Does your Committee have an ideal level of funding and number of bursaries that it would like to see on annual basis?

Based on of eleven years’ worth of annual reports from Manitoba Student Aid, the average amount of Access bursaries for students has consistently been around 220 bursaries per year, at the cost of roughly $1.8 million. We believe this is the right amount, along with the previous level of funding for Access programs of just over $11 million, which goes to help fund all the supports that students receive as part of Access programs. We are not asking for an expensive expansion of the program, just reinstatement of what was taken away from us, and future Access participants.

Source: U of M Office of Institutional Analysis (OIA)

 

What kind of challenges are the 210 students who had their bursaries dropped now facing in completing their studies?

Based on conversations with Access students enrolled in the U of M’s Inner City Social Work program, the loss of bursaries has resulted in them having to juggle part-time work – or take on costly loans – to financially support themselves, in addition to attending classes, homework, caregiving and practicums. In numerous cases the loss of a tutor or having to extend a degree completion date due to lost funding has jeopardized the ability for students to finish the degree they’ve started.

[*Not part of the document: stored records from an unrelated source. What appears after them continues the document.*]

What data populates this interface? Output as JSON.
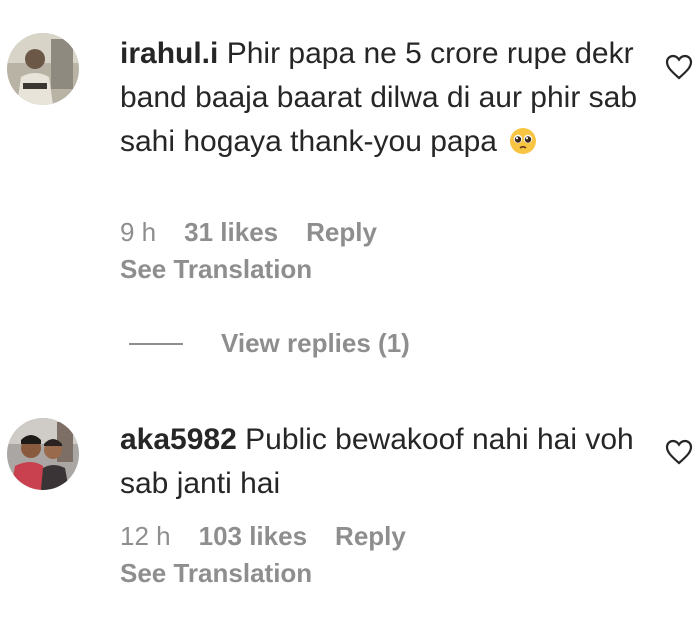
{
  "comments": [
    {
      "username": "irahul.i",
      "text": "Phir papa ne 5 crore rupe dekr band baaja baarat dilwa di aur phir sab sahi hogaya thank-you papa",
      "emoji": "pleading-face",
      "time": "9 h",
      "likes": "31 likes",
      "reply_label": "Reply",
      "translation_label": "See Translation"
    },
    {
      "username": "aka5982",
      "text": "Public bewakoof nahi hai voh sab janti hai",
      "time": "12 h",
      "likes": "103 likes",
      "reply_label": "Reply",
      "translation_label": "See Translation"
    }
  ],
  "view_replies": {
    "label": "View replies (1)"
  },
  "colors": {
    "text": "#262626",
    "secondary": "#8e8e8e",
    "background": "#ffffff"
  }
}
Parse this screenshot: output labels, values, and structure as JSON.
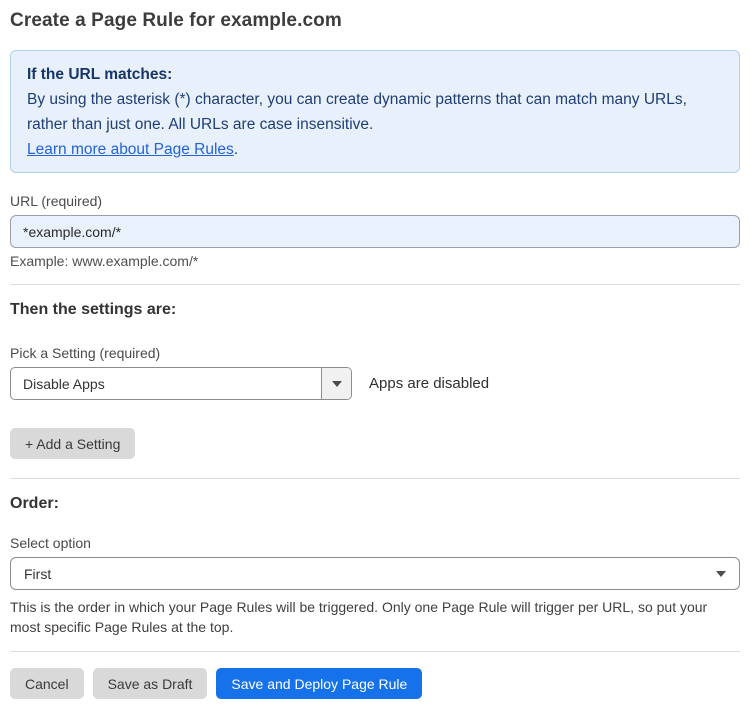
{
  "page": {
    "title": "Create a Page Rule for example.com"
  },
  "info_box": {
    "heading": "If the URL matches:",
    "body": "By using the asterisk (*) character, you can create dynamic patterns that can match many URLs, rather than just one. All URLs are case insensitive.",
    "link_label": "Learn more about Page Rules",
    "link_suffix": "."
  },
  "url_field": {
    "label": "URL (required)",
    "value": "*example.com/*",
    "helper": "Example: www.example.com/*"
  },
  "settings_section": {
    "heading": "Then the settings are:",
    "setting_label": "Pick a Setting (required)",
    "setting_value": "Disable Apps",
    "setting_status": "Apps are disabled",
    "add_setting_label": "+ Add a Setting"
  },
  "order_section": {
    "heading": "Order:",
    "label": "Select option",
    "value": "First",
    "helper": "This is the order in which your Page Rules will be triggered. Only one Page Rule will trigger per URL, so put your most specific Page Rules at the top."
  },
  "footer": {
    "cancel_label": "Cancel",
    "save_draft_label": "Save as Draft",
    "save_deploy_label": "Save and Deploy Page Rule"
  },
  "colors": {
    "accent_blue": "#1672eb",
    "info_bg": "#e8f1fb",
    "info_border": "#b3cfee",
    "info_text": "#1f3e75",
    "link_blue": "#2362d8",
    "input_bg_blue": "#e9f1fc",
    "button_gray": "#d9d9d9"
  }
}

Since Access bursaries also covered a portion of students’ cost of living, having that funding taken away now means that many students are falling behind on paying utilities. Many are at the point of being served disconnection notices. Others are having to choose between having money for bus fare to attend classes or put food on the table for their family.

“The students that Access programs target are unique, in that they face a combination of obstacles to postsecondary education that many other students simply don’t have to contend with.”

This is especially true since the government, in addition to slashing funding, also failed to communicate changes to the payment distribution system and students’ funding summaries, which show how much funding the student will receive and when the payout dates are. We’re hearing that administration offices, particularly at University College of the North (UCN) – the area that Access programs were explicitly created to help – aren’t receiving these anymore, which leaves Access students in the dark about when their student aid is arriving. In the meantime, the government has also made changes declaring children over the age of 12 to no longer be dependents eligible for funding coverage, or dropping funding for Métis altogether. These students do not have alternative fallback resources such as family members who can loan students money or co-sign a loan.

Access students are facing a very stressful time right now. Many of us are losing a lot of sleep and you can tell the impact that it has had on students’ sense of security and worry.

When the Access funds were cut in 2018, a government spokesperson said that the change was part of a broader strategy to streamline the student financial aid system, with the funds merged into the provincial bursary system which has in fact seen an expansion under the current government. Can you tell us why it is important to have special funds earmarked for Access programs specifically?  

For almost 50 years, Access programs have been vital in empowering northern, Indigenous and low-income students in the province overcome systemic barriers in order to acquire postsecondary education. The special supports these programs offer – such as organizing loan, scholarship and bursary deposits in a way that helps students budget properly – are different from the MSBI scheme in that they effectively help move students from social assistance to being a skilled part of the workforce.

The students that Access programs target are unique, in that they face a combination of obstacles to postsecondary education that many other students simply don’t have to contend with. The programming and bursaries they need to succeed must be different from general scholarships and bursaries that a larger part of the population are eligible for in order to help them navigate their study period.